Use wait- and lock-free structures only if you absolutely must.
Prepare for the thrill of victory—and the agony of defeat.
While I don't agree that code using locks can be made composable, this articles covers a lot of very useful nitty-gritty details that will up your expert rating a couple points.
Saturday, December 6, 2008 at 2:27AM 
Reader Comments (5)
"While I don't agree that code using locks can be made composable"
How about expanding on that?
Sure Dan. In my experience, working on many largish real-time embedded systems, code grows organically which means they can't be composed. With a number of developers working on a large code base code is inserted all over the place. Look at any code and you can't tell it's locking behaviour. You can't tell if a lock was taken before it. You can't tell if a function call takes a lock. You can't tell how long those locks are taken for. When you write a function you can't tell if someone will call it from an ISR context. You can't tell if someone will just insert it on a critical pass. There is no total view of the threading/locking behaviour from static code. So you can't make code that's composable that uses lock. The results will be unpredictable in any realistic future.
So no locks. Use actors. Pass messages. Don't share anything. You can still deadlock at a protocol level of course. But that's a little easier to detect.

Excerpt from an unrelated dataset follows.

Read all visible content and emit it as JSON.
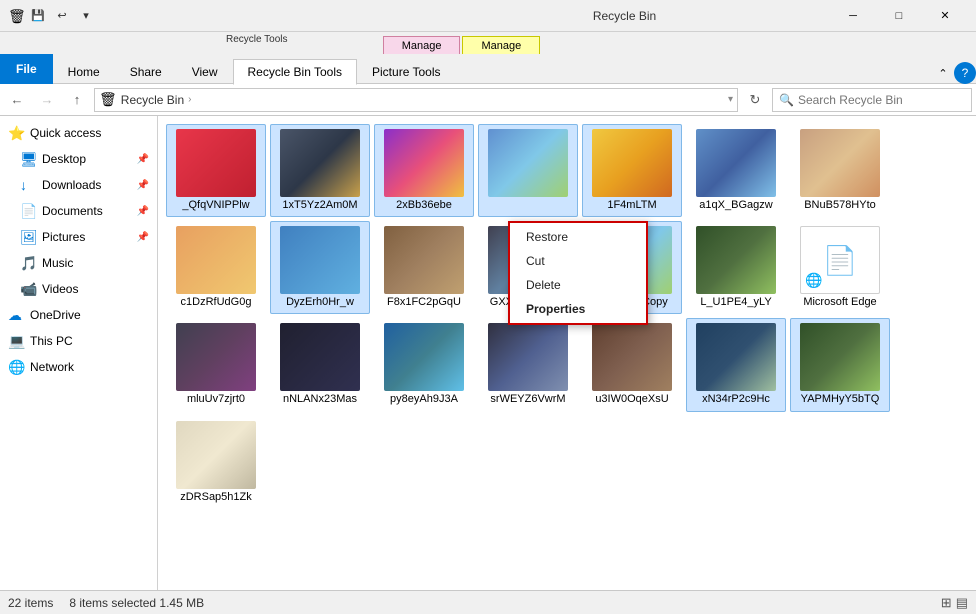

I have no doubt that if someone says if you full document functions, really check the code, really be careful etc that locks can be composable. But that's not how code gets written. Code is written under tremendous time constraints by people who often not real-time experts. The result is predictable.

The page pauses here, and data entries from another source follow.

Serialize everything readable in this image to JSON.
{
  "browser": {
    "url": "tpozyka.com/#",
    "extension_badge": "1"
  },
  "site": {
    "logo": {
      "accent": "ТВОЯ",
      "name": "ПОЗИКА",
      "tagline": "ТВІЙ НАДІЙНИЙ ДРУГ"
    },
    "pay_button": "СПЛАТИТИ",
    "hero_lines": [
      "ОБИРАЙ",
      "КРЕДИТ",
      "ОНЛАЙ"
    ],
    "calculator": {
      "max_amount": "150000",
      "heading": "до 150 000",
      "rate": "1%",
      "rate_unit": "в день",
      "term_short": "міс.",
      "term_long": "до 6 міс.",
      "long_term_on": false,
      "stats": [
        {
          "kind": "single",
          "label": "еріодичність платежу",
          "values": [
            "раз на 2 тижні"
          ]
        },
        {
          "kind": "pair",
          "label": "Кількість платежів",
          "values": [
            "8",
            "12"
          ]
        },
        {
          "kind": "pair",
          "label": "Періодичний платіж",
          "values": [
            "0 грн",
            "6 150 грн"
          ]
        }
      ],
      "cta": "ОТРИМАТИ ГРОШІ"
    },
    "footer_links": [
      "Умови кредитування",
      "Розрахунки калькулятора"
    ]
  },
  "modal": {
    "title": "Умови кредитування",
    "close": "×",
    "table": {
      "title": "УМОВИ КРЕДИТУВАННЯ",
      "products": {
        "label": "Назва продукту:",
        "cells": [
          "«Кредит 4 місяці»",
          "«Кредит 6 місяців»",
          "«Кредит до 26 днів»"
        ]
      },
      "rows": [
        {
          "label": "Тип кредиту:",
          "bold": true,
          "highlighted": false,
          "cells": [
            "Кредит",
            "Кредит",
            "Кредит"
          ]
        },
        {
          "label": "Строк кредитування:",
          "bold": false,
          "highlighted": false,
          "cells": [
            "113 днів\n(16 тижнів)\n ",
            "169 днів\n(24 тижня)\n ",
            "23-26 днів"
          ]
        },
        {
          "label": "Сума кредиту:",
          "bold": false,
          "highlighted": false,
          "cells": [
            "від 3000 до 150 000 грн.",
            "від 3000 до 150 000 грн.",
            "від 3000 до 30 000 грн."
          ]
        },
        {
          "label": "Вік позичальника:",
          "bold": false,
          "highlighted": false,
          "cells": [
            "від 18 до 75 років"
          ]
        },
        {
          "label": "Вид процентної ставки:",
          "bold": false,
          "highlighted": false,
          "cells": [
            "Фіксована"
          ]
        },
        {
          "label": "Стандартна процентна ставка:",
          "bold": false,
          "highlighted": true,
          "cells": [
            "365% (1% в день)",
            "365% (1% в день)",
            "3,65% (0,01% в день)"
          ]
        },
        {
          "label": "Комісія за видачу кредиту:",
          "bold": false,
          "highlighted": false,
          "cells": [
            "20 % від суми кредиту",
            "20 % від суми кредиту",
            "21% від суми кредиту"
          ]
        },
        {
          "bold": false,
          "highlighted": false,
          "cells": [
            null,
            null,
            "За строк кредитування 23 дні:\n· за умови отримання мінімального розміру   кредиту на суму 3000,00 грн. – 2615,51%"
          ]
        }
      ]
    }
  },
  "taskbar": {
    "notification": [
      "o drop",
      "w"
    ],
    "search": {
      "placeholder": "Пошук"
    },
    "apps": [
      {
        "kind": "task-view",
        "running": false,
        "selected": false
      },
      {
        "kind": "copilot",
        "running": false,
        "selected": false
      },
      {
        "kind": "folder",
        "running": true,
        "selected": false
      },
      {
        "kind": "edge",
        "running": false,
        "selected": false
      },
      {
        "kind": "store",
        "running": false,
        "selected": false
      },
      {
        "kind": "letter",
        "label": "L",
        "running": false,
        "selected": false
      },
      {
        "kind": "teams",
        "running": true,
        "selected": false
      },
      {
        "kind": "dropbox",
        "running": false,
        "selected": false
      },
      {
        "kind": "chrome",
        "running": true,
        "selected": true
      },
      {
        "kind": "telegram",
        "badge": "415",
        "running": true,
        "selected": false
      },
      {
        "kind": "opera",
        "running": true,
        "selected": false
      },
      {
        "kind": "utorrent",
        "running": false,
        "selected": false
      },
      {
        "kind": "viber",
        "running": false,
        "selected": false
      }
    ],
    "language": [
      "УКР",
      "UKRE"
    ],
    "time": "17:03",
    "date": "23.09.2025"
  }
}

I'm afraid that you're falling into the same trap as many: just because one can write terrible code with uncomposable locking semantics does not mean that locks themselves are uncomposable. Certainly, I would advocate (as we did in the piece) using simpler constructs when and where appropriate -- but let us not condemn software to its lowest common denominator. Indeed, we who develop the Solaris kernel have -- for years -- done exactly what you describe: fully document functions, check the code, and above all, carefully design a composable locking strategy.

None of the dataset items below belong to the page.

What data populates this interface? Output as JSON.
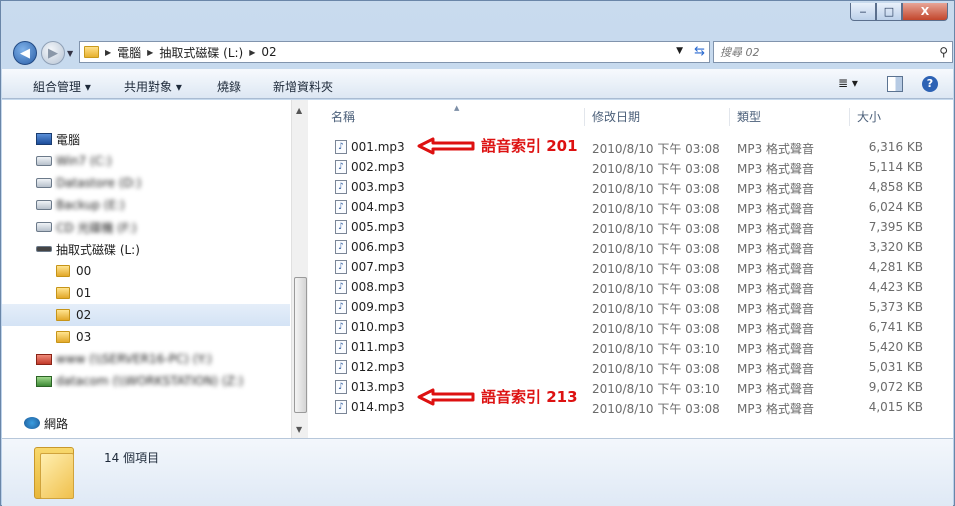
{
  "window": {
    "caption_buttons": {
      "minimize": "‒",
      "maximize": "□",
      "close": "X"
    }
  },
  "address": {
    "crumbs": [
      "電腦",
      "抽取式磁碟 (L:)",
      "02"
    ],
    "search_placeholder": "搜尋 02"
  },
  "toolbar": {
    "organize": "組合管理 ▾",
    "share": "共用對象 ▾",
    "burn": "燒錄",
    "new_folder": "新增資料夾",
    "view_icon": "≣ ▾",
    "help_icon": "?"
  },
  "nav": {
    "computer": "電腦",
    "drive_c": "Win7 (C:)",
    "drive_d": "Datastore (D:)",
    "drive_e": "Backup (E:)",
    "drive_f": "CD 光碟機 (F:)",
    "drive_l": "抽取式磁碟 (L:)",
    "folders": [
      "00",
      "01",
      "02",
      "03"
    ],
    "net_y": "www (\\\\SERVER16-PC) (Y:)",
    "net_z": "datacom (\\\\WORKSTATION) (Z:)",
    "network": "網路"
  },
  "columns": {
    "name": "名稱",
    "date": "修改日期",
    "type": "類型",
    "size": "大小"
  },
  "files": [
    {
      "name": "001.mp3",
      "date": "2010/8/10 下午 03:08",
      "type": "MP3 格式聲音",
      "size": "6,316 KB"
    },
    {
      "name": "002.mp3",
      "date": "2010/8/10 下午 03:08",
      "type": "MP3 格式聲音",
      "size": "5,114 KB"
    },
    {
      "name": "003.mp3",
      "date": "2010/8/10 下午 03:08",
      "type": "MP3 格式聲音",
      "size": "4,858 KB"
    },
    {
      "name": "004.mp3",
      "date": "2010/8/10 下午 03:08",
      "type": "MP3 格式聲音",
      "size": "6,024 KB"
    },
    {
      "name": "005.mp3",
      "date": "2010/8/10 下午 03:08",
      "type": "MP3 格式聲音",
      "size": "7,395 KB"
    },
    {
      "name": "006.mp3",
      "date": "2010/8/10 下午 03:08",
      "type": "MP3 格式聲音",
      "size": "3,320 KB"
    },
    {
      "name": "007.mp3",
      "date": "2010/8/10 下午 03:08",
      "type": "MP3 格式聲音",
      "size": "4,281 KB"
    },
    {
      "name": "008.mp3",
      "date": "2010/8/10 下午 03:08",
      "type": "MP3 格式聲音",
      "size": "4,423 KB"
    },
    {
      "name": "009.mp3",
      "date": "2010/8/10 下午 03:08",
      "type": "MP3 格式聲音",
      "size": "5,373 KB"
    },
    {
      "name": "010.mp3",
      "date": "2010/8/10 下午 03:08",
      "type": "MP3 格式聲音",
      "size": "6,741 KB"
    },
    {
      "name": "011.mp3",
      "date": "2010/8/10 下午 03:10",
      "type": "MP3 格式聲音",
      "size": "5,420 KB"
    },
    {
      "name": "012.mp3",
      "date": "2010/8/10 下午 03:08",
      "type": "MP3 格式聲音",
      "size": "5,031 KB"
    },
    {
      "name": "013.mp3",
      "date": "2010/8/10 下午 03:10",
      "type": "MP3 格式聲音",
      "size": "9,072 KB"
    },
    {
      "name": "014.mp3",
      "date": "2010/8/10 下午 03:08",
      "type": "MP3 格式聲音",
      "size": "4,015 KB"
    }
  ],
  "annotations": [
    "語音索引 201",
    "語音索引 213"
  ],
  "details": {
    "item_count": "14 個項目"
  },
  "colors": {
    "annotation": "#dd1111",
    "selected_nav": "#d4e3f5"
  }
}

I'm afraid that you're falling into the same trap as many: just because one can write terrible code with uncomposable locking semantics does not mean that locks themselves are uncomposable. Certainly, I would advocate (as we did in the piece) using simpler constructs when and where appropriate -- but let us not condemn software to its lowest common denominator. Indeed, we who develop the Solaris kernel have -- for years -- done exactly what you describe: fully document functions, check the code, and above all, carefully design a composable locking strategy.
Hunters carefully place traps where their pray are most likely to walk. This is how traps work and why they are so successful. It's not really lowest common denominator. It's what happens in the wild. If we looked at the historical bug list for the Solaris kernel I'm betting we'll see quite a few concurrency related errors. And that's in a very rarefied environment and specialized environment. Even the Mars Rover ran into a priority inversion problem which is real-time 401. Step outside these specialized environments and the risks are much greater.